Clinicians should obtain a nasopharyngeal swab or aspirate from these patients, place the swab or aspirate in viral transport medium, and contact their state or local health department to arrange transport and request a timely diagnosis at a state public health laboratory or CDC. Patients with pneumonia may require a lower respiratory specimen (eg, endotrachial aspirate or bronchoalveolar lavage). Visit the CDC Website for more information on specimen collection and diagnostic testing.

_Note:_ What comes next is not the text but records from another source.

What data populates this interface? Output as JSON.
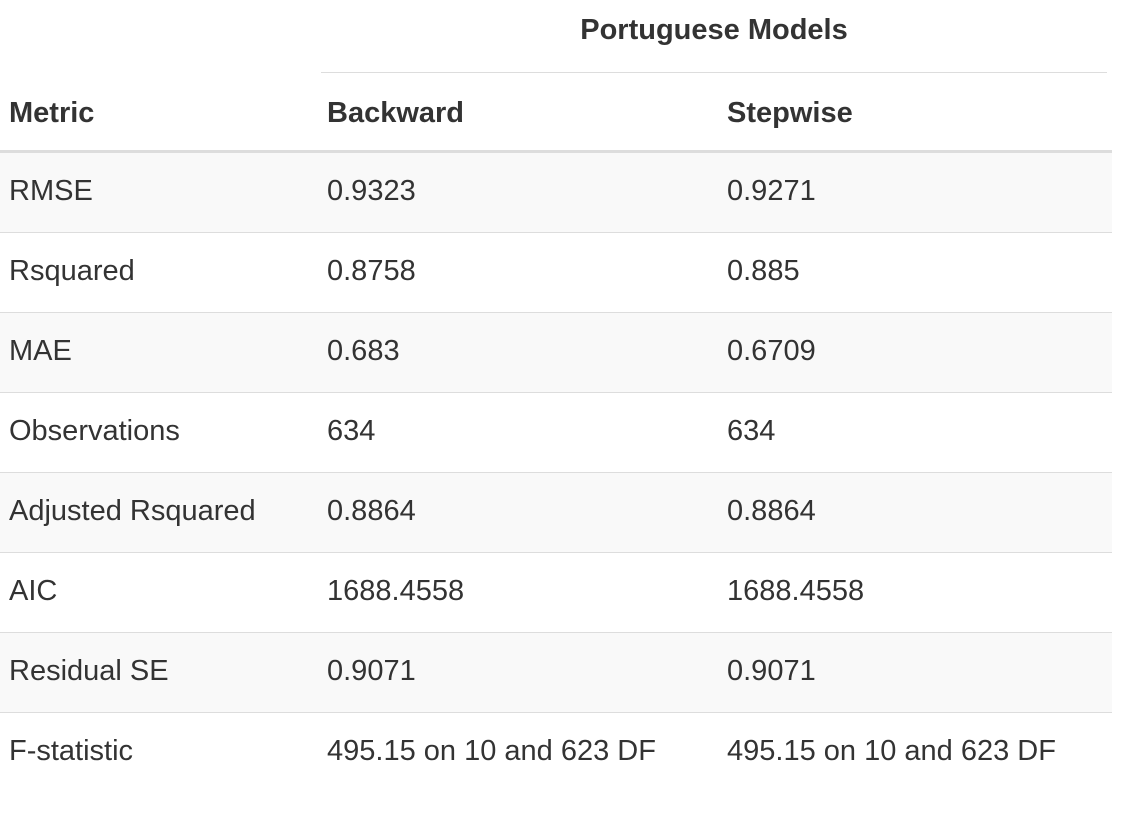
{
  "table": {
    "spanner": "Portuguese Models",
    "headers": [
      "Metric",
      "Backward",
      "Stepwise"
    ],
    "rows": [
      [
        "RMSE",
        "0.9323",
        "0.9271"
      ],
      [
        "Rsquared",
        "0.8758",
        "0.885"
      ],
      [
        "MAE",
        "0.683",
        "0.6709"
      ],
      [
        "Observations",
        "634",
        "634"
      ],
      [
        "Adjusted Rsquared",
        "0.8864",
        "0.8864"
      ],
      [
        "AIC",
        "1688.4558",
        "1688.4558"
      ],
      [
        "Residual SE",
        "0.9071",
        "0.9071"
      ],
      [
        "F-statistic",
        "495.15 on 10 and 623 DF",
        "495.15 on 10 and 623 DF"
      ]
    ]
  }
}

If infection with H7N9 virus is suspected based on current clinical and epidemiologic screening criteria recommended by public health authorities, specimens should be collected with appropriate infection control precautions for novel virulent influenza viruses and sent to the state or local health department for testing. Viral culture should not be attempted in these cases.

All unsubtypable influenza A virus specimens should be submitted to CDC immediately for additional diagnostic testing. At this time, confirmatory testing for H7N9 will be conducted at CDC.

Commercially available rapid influenza diagnostic tests (RIDTs) may not detect avian or variant influenza A viruses in respiratory specimens. Therefore, a negative RIDT result does not exclude infection with influenza viruses. In addition, a positive test result for influenza A cannot confirm variant or avian influenza virus infection because these tests cannot distinguish between influenza A virus subtypes (they do not differentiate between human influenza A viruses and avian or variant viruses). Therefore, when RIDTs are positive for influenza A and there is concern for novel influenza A virus infection, respiratory specimens should be collected and sent for RT-PCR testing at a state public health laboratory. Clinical treatment decisions should not be made on the basis of a negative RIDT result because the test has only moderate sensitivity for seasonal flu and unknown sensitivity for novel H7N9 viruses.